In the normal, flat version of this model, the "VIP lounges" at the left and right ends of the chain are identical twins. They behave exactly the same.

But in this "curved" version, the twins are no longer identical.

  • The lounge on the right stays mostly the same.
  • The lounge on the left (the side where the "gravity" is pulling) gets squashed and distorted. The energy gets stuck there much more tightly.
  • If you try to move the wave from the left side, it bounces back and forth like a pinball before getting stuck, whereas the right side behaves more normally.

5. Why This Matters

Usually, scientists study black holes using giant telescopes or complex math about the universe. They also study topological materials (like new types of super-conductors) in the lab. These two fields rarely talk to each other.

This paper is a bridge. It shows that you can create a miniature black hole right inside a computer simulation of a simple chain of atoms.
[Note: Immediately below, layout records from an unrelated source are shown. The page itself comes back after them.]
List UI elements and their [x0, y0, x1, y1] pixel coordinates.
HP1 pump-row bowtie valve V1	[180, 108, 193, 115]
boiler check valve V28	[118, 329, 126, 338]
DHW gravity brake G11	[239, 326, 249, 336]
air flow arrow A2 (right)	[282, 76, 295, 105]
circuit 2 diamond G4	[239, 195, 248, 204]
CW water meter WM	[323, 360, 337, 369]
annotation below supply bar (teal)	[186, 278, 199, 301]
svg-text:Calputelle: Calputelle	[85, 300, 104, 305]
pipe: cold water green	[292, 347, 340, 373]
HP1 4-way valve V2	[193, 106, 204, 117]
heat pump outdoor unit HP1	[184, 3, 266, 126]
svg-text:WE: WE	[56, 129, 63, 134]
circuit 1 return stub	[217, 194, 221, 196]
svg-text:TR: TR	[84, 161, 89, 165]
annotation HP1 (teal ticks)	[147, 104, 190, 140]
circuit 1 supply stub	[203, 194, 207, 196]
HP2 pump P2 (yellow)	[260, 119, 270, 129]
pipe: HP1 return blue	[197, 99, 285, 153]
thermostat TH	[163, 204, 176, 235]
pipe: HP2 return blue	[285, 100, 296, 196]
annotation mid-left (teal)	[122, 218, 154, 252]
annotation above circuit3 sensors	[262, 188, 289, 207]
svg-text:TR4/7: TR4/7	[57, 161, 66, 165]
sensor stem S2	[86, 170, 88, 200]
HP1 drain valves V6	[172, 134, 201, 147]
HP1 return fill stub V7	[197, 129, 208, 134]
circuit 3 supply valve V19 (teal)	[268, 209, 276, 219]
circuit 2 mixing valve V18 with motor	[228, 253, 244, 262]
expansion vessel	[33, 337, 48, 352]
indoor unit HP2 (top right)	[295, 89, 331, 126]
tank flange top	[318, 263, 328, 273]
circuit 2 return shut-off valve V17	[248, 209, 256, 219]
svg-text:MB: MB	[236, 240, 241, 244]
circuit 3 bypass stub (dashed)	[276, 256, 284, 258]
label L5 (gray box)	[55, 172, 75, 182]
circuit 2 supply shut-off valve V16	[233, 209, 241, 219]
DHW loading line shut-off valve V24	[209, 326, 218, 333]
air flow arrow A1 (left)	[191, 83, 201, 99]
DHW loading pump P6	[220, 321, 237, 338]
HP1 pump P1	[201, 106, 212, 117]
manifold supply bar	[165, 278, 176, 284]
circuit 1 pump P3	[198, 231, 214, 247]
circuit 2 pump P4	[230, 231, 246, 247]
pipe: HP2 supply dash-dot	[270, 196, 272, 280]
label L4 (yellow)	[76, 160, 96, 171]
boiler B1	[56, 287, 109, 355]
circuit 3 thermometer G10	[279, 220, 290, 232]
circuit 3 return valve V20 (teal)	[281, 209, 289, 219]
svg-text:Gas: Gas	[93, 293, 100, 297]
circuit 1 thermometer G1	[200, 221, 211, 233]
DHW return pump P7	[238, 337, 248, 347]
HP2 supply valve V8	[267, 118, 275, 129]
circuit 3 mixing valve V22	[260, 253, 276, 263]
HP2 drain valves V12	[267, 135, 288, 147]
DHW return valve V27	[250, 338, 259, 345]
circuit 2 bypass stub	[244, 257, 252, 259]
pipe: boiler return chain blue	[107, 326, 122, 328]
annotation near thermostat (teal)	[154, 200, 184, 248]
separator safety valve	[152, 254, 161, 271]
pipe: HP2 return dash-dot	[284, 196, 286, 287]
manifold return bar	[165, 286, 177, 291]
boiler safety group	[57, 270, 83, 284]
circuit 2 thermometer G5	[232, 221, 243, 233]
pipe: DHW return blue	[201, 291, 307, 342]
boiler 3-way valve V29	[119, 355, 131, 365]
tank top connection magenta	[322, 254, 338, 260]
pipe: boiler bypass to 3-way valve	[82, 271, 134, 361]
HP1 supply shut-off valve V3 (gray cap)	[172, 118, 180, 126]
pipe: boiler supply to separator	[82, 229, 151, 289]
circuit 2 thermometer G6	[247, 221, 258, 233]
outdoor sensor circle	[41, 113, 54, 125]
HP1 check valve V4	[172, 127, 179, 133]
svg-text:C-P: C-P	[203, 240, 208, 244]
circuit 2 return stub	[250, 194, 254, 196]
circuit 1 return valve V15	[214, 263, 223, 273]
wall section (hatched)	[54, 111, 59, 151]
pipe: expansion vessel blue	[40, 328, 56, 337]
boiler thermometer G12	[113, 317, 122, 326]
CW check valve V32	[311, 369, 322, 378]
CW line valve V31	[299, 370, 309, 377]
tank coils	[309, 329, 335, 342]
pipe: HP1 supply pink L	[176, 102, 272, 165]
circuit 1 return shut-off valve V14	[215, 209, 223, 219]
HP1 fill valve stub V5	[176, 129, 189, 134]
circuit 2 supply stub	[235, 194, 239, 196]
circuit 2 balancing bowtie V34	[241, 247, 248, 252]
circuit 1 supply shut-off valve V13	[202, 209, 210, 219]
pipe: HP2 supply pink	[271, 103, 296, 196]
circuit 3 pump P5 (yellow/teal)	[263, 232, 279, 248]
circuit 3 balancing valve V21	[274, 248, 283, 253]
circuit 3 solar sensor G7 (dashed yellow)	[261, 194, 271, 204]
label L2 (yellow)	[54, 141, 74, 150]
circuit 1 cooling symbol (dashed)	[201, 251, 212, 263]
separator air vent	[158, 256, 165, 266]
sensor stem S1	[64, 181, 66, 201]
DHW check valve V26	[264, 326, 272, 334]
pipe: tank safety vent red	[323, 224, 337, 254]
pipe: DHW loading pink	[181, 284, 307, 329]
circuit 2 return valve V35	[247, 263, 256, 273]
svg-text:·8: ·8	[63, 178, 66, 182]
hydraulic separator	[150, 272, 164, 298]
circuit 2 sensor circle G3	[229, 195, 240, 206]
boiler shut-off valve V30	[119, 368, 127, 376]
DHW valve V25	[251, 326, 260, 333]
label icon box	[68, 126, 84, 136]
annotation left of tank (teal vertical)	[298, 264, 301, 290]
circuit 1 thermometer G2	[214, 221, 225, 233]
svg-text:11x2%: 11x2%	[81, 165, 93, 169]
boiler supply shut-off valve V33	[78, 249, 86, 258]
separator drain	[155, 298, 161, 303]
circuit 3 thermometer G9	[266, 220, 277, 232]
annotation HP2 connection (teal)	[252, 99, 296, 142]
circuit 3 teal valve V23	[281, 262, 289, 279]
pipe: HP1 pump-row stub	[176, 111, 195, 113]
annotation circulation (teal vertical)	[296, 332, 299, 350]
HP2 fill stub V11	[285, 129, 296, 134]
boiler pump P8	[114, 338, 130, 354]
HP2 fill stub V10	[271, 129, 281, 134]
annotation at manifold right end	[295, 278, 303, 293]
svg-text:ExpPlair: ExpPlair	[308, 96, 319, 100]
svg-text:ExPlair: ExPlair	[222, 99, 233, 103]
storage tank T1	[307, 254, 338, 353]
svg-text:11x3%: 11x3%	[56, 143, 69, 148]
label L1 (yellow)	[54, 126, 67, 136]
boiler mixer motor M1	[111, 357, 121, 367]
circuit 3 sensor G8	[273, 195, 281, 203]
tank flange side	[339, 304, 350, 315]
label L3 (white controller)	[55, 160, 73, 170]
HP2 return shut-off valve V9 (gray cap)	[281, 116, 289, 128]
  • The "Event Horizon" isn't a place where you get crushed; it's a place where time seems to stop for a moving wave.
  • The "Topological Protection" (the VIP status) survives even when the space is warped, proving that these quantum properties are incredibly robust.

The Takeaway

The authors discovered that topology (the shape of the quantum state) and gravity (curved spacetime) are deeply linked in these systems. By tweaking the "springs" in a simple model, they created a scenario where a particle slows down forever, mimicking a black hole, but only when the system is in a very specific, "critical" state.

It's like discovering that if you arrange your furniture in a room just right, the air in the corner will stop moving entirely, creating a tiny, invisible storm that traps everything that gets too close. This helps us understand both how black holes work and how to build better, more robust quantum computers.